Week 6 Update
Week 6: 5/23 - 5/30 —REST
Points earned for drinking water, 5 minutes of meditation, 15 minutes self care, at least 7 hours sleep and 30 minutes exercise.
PRIZE: Diffuser and Lavender Essential Oil
Pro Tips – SLEEP! From Karoline Gustafson
Sleep is fundamental to our health, it impacts our brain function and influences our ability to learn. Lack of sleep can lead to depression, seizures, high blood pressure, and can influence our immunity and metabolism.
So how much sleep do we need? Well, it depends! The National Sleep Foundation recommends adults get 7 – 9 hours of sleep per night. How much sleep you got the night (or nights) before, the amount of and intensity of exercise you got, and your stress levels play a role in how much sleep you should get.
Tips for a restful night:
- Avoid screens before bed: blue light from electronics directly affects your circadian rhythm. If you do use a screen before bed try using blue light blocking glasses.
- Avoid alcohol: Your body is busy processing the alcohol while you sleep preventing you from reaching the restorative stages of sleep. While alcohol may help you fall asleep it won’t provide you the quality sleep you need!

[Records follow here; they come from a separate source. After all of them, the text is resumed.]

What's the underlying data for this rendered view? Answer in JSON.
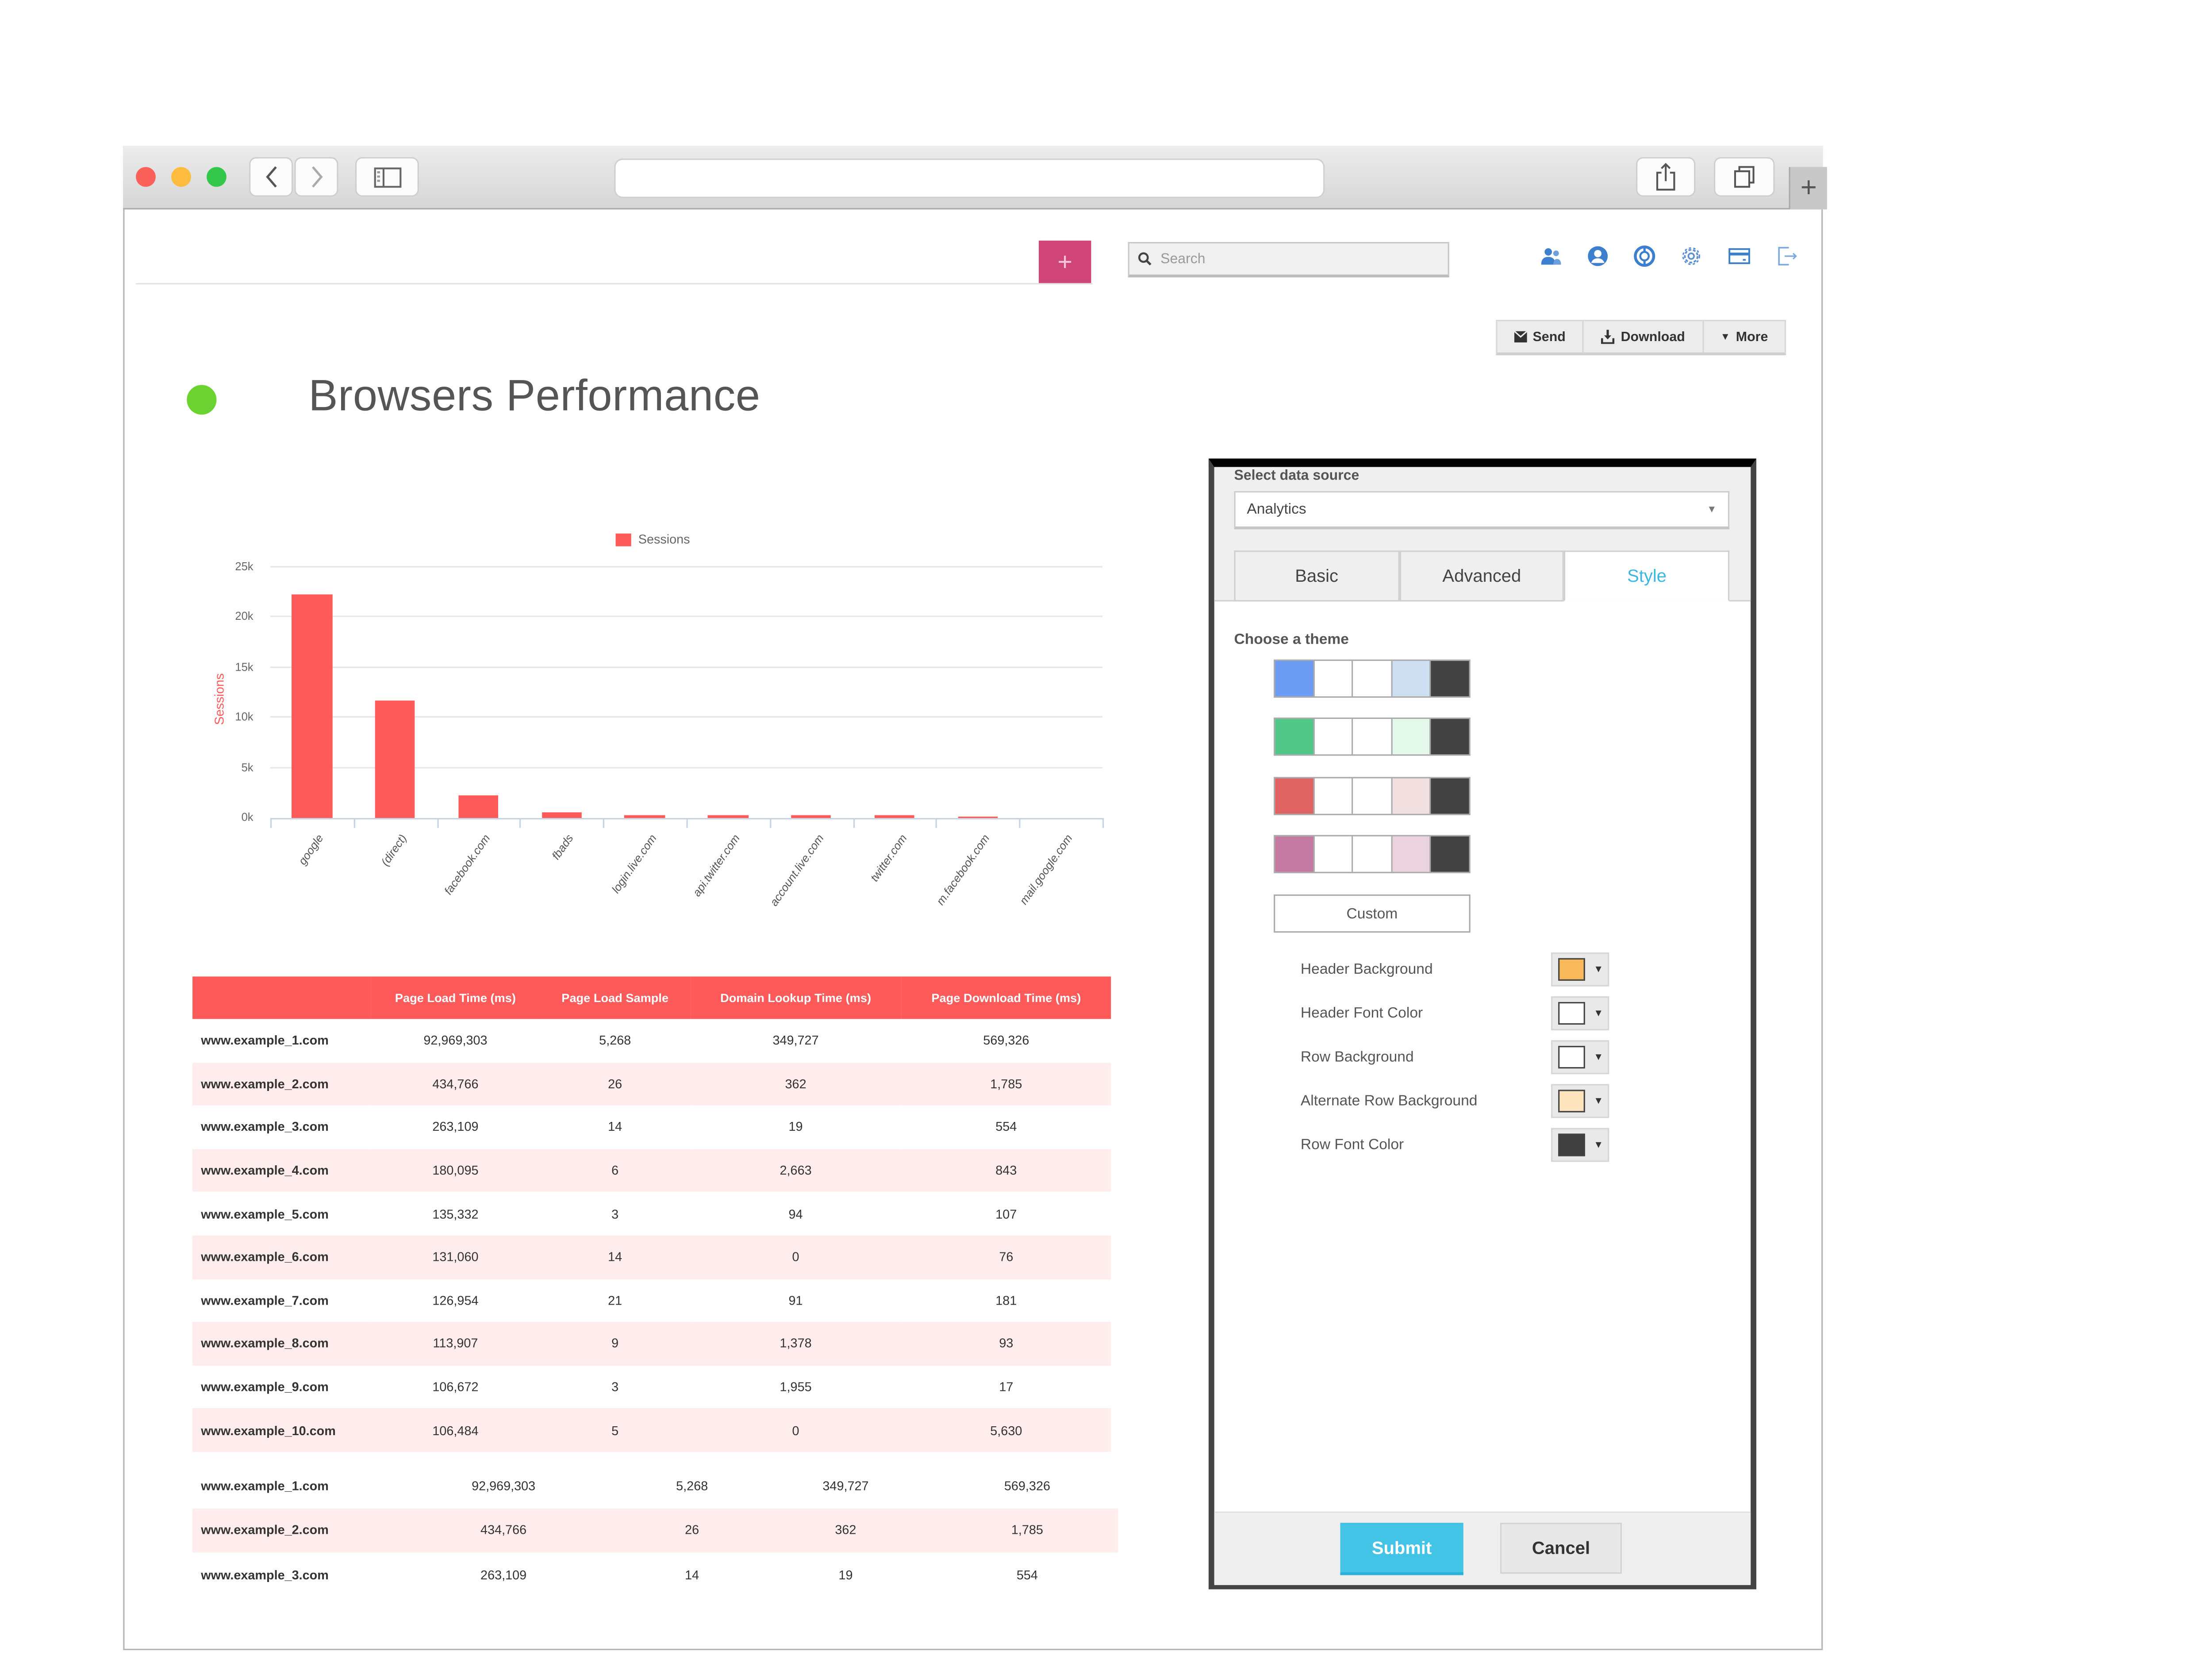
{
  "browser": {
    "url": "",
    "traffic_lights": {
      "close": "#fc605b",
      "minimize": "#fdbc40",
      "maximize": "#34c84a"
    },
    "back_icon": "chevron-left",
    "forward_icon": "chevron-right",
    "sidebar_icon": "sidebar",
    "share_icon": "share",
    "tabs_icon": "tabs",
    "new_tab_label": "+"
  },
  "header": {
    "add_button_label": "+",
    "add_button_color": "#d04577",
    "search": {
      "placeholder": "Search",
      "value": ""
    },
    "icons": [
      "users-icon",
      "user-profile-icon",
      "help-lifebuoy-icon",
      "gear-icon",
      "billing-card-icon",
      "logout-icon"
    ],
    "icon_color": "#3d7fcf"
  },
  "actions": {
    "send_label": "Send",
    "download_label": "Download",
    "more_label": "More"
  },
  "page": {
    "title": "Browsers Performance",
    "status_color": "#6cd232"
  },
  "chart_data": {
    "type": "bar",
    "title": "",
    "legend": [
      "Sessions"
    ],
    "legend_position": "top",
    "xlabel": "",
    "ylabel": "Sessions",
    "ylim": [
      0,
      25000
    ],
    "yticks": [
      "0k",
      "5k",
      "10k",
      "15k",
      "20k",
      "25k"
    ],
    "grid": true,
    "color": "#ff5a5a",
    "categories": [
      "google",
      "(direct)",
      "facebook.com",
      "fbads",
      "login.live.com",
      "api.twitter.com",
      "account.live.com",
      "twitter.com",
      "m.facebook.com",
      "mail.google.com"
    ],
    "series": [
      {
        "name": "Sessions",
        "values": [
          22200,
          11600,
          2200,
          600,
          350,
          250,
          250,
          250,
          100,
          0
        ]
      }
    ]
  },
  "table": {
    "header_color": "#ff5a5a",
    "alt_row_color": "#ffecec",
    "columns": [
      "",
      "Page Load Time (ms)",
      "Page Load Sample",
      "Domain Lookup Time (ms)",
      "Page Download Time (ms)"
    ],
    "rows": [
      [
        "www.example_1.com",
        "92,969,303",
        "5,268",
        "349,727",
        "569,326"
      ],
      [
        "www.example_2.com",
        "434,766",
        "26",
        "362",
        "1,785"
      ],
      [
        "www.example_3.com",
        "263,109",
        "14",
        "19",
        "554"
      ],
      [
        "www.example_4.com",
        "180,095",
        "6",
        "2,663",
        "843"
      ],
      [
        "www.example_5.com",
        "135,332",
        "3",
        "94",
        "107"
      ],
      [
        "www.example_6.com",
        "131,060",
        "14",
        "0",
        "76"
      ],
      [
        "www.example_7.com",
        "126,954",
        "21",
        "91",
        "181"
      ],
      [
        "www.example_8.com",
        "113,907",
        "9",
        "1,378",
        "93"
      ],
      [
        "www.example_9.com",
        "106,672",
        "3",
        "1,955",
        "17"
      ],
      [
        "www.example_10.com",
        "106,484",
        "5",
        "0",
        "5,630"
      ]
    ],
    "extra_rows": [
      [
        "www.example_1.com",
        "92,969,303",
        "5,268",
        "349,727",
        "569,326"
      ],
      [
        "www.example_2.com",
        "434,766",
        "26",
        "362",
        "1,785"
      ],
      [
        "www.example_3.com",
        "263,109",
        "14",
        "19",
        "554"
      ]
    ]
  },
  "panel": {
    "data_source_label": "Select data source",
    "data_source_value": "Analytics",
    "tabs": [
      {
        "label": "Basic",
        "active": false
      },
      {
        "label": "Advanced",
        "active": false
      },
      {
        "label": "Style",
        "active": true
      }
    ],
    "theme_label": "Choose a theme",
    "themes": [
      {
        "colors": [
          "#6b9cf2",
          "#ffffff",
          "#ffffff",
          "#cddff0",
          "#424242"
        ]
      },
      {
        "colors": [
          "#52c888",
          "#ffffff",
          "#ffffff",
          "#e3f8ea",
          "#424242"
        ]
      },
      {
        "colors": [
          "#e06464",
          "#ffffff",
          "#ffffff",
          "#f2e0e0",
          "#424242"
        ]
      },
      {
        "colors": [
          "#c47aa0",
          "#ffffff",
          "#ffffff",
          "#ead3de",
          "#424242"
        ]
      }
    ],
    "custom_label": "Custom",
    "options": [
      {
        "label": "Header Background",
        "color": "#f9b95a"
      },
      {
        "label": "Header Font Color",
        "color": "#ffffff"
      },
      {
        "label": "Row Background",
        "color": "#ffffff"
      },
      {
        "label": "Alternate Row Background",
        "color": "#ffe5bd"
      },
      {
        "label": "Row Font Color",
        "color": "#404040"
      }
    ],
    "submit_label": "Submit",
    "cancel_label": "Cancel"
  }
}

- Read! Reading for a few minutes before bed can help you distract your mind, relax your muscles, and allow your breathing to slow. A 2009 UK study showed that reading just six minutes before bed each night reduced stress levels by 68%! Try not to stay up reading all night though!

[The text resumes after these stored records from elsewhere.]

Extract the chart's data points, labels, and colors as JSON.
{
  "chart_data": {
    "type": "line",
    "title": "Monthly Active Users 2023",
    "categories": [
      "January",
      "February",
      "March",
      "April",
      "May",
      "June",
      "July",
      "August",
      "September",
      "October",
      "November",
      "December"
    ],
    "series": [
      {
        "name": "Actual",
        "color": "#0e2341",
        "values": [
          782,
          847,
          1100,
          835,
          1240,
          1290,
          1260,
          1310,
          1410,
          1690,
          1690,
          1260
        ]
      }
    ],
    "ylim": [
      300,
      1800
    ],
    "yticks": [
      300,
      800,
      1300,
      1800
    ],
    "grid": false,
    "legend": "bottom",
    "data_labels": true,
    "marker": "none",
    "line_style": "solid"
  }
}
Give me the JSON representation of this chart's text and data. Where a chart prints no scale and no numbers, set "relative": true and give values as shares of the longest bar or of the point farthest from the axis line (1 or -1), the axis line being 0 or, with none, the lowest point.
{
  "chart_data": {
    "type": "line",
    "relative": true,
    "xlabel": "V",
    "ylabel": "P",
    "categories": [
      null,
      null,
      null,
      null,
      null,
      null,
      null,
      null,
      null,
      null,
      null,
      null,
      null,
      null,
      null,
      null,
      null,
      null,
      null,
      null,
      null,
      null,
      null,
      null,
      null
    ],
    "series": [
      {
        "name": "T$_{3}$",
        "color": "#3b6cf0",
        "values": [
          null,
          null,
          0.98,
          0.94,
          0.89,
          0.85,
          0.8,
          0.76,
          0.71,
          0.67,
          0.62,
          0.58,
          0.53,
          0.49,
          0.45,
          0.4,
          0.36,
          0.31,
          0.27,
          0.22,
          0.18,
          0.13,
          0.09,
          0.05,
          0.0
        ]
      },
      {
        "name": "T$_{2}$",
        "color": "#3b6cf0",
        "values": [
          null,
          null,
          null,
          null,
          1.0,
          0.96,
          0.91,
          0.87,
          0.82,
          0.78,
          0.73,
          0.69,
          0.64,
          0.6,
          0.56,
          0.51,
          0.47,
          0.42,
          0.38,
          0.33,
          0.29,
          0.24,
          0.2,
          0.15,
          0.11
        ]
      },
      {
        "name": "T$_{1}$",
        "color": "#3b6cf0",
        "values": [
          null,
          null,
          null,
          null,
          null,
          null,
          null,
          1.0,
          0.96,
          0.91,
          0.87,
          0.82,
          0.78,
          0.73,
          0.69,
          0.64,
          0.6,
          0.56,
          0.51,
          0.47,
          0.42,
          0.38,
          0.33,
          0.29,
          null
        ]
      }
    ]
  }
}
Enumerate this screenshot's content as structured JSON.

- Environment: make sure your sleeping space is cool, quiet, dark, and comfortable! Turn the thermostat down, shut the blackout curtains, and settle in.

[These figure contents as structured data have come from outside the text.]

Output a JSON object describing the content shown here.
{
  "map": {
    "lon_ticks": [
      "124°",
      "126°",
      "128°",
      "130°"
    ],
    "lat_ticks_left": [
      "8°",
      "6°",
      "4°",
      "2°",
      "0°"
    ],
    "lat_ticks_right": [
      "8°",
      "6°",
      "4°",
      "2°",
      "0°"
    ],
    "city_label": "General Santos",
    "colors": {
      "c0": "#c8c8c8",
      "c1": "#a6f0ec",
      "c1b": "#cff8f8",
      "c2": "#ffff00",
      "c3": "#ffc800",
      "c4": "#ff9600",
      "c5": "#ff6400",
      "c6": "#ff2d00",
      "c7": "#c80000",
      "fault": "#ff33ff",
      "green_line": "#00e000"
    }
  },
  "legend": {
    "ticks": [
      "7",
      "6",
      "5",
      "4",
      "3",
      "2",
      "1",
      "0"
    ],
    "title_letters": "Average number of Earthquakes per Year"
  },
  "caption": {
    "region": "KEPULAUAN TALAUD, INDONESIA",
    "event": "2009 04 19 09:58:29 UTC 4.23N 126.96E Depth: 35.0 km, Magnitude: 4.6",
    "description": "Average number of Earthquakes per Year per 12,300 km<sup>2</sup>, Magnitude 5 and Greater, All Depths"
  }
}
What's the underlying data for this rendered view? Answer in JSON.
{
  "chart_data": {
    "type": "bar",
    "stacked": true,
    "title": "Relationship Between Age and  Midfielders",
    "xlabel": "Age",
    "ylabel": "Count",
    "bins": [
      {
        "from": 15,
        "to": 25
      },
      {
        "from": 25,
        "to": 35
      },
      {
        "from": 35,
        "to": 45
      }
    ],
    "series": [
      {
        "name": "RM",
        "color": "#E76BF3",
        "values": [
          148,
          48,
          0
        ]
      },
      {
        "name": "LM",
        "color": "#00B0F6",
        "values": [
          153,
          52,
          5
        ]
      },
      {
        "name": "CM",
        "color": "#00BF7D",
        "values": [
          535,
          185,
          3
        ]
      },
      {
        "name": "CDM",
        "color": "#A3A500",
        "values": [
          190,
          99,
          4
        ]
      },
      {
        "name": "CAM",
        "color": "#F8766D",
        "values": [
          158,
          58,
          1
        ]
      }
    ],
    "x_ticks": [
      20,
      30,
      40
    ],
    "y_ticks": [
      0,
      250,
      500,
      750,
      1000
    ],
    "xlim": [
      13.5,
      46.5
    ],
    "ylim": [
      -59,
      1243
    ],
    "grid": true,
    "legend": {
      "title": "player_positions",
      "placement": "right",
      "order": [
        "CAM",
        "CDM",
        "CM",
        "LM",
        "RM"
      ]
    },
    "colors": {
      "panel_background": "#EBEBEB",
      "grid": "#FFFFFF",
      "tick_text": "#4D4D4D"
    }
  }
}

- Bedtime routine: try to go to bed and wake up at the same time every day. Following a consistent sleep routine helps train your brain to naturally feel tired when it’s bedtime.
Karoline Gustafson is a Wellness Trainer at LRH. She holds personal trainer, CrossFit L1, USA Weightlifting L1, Precision Nutrition L1, and many other certifications. Walking alongside individuals in their health journey is a great passion of hers. Progress, not perfection!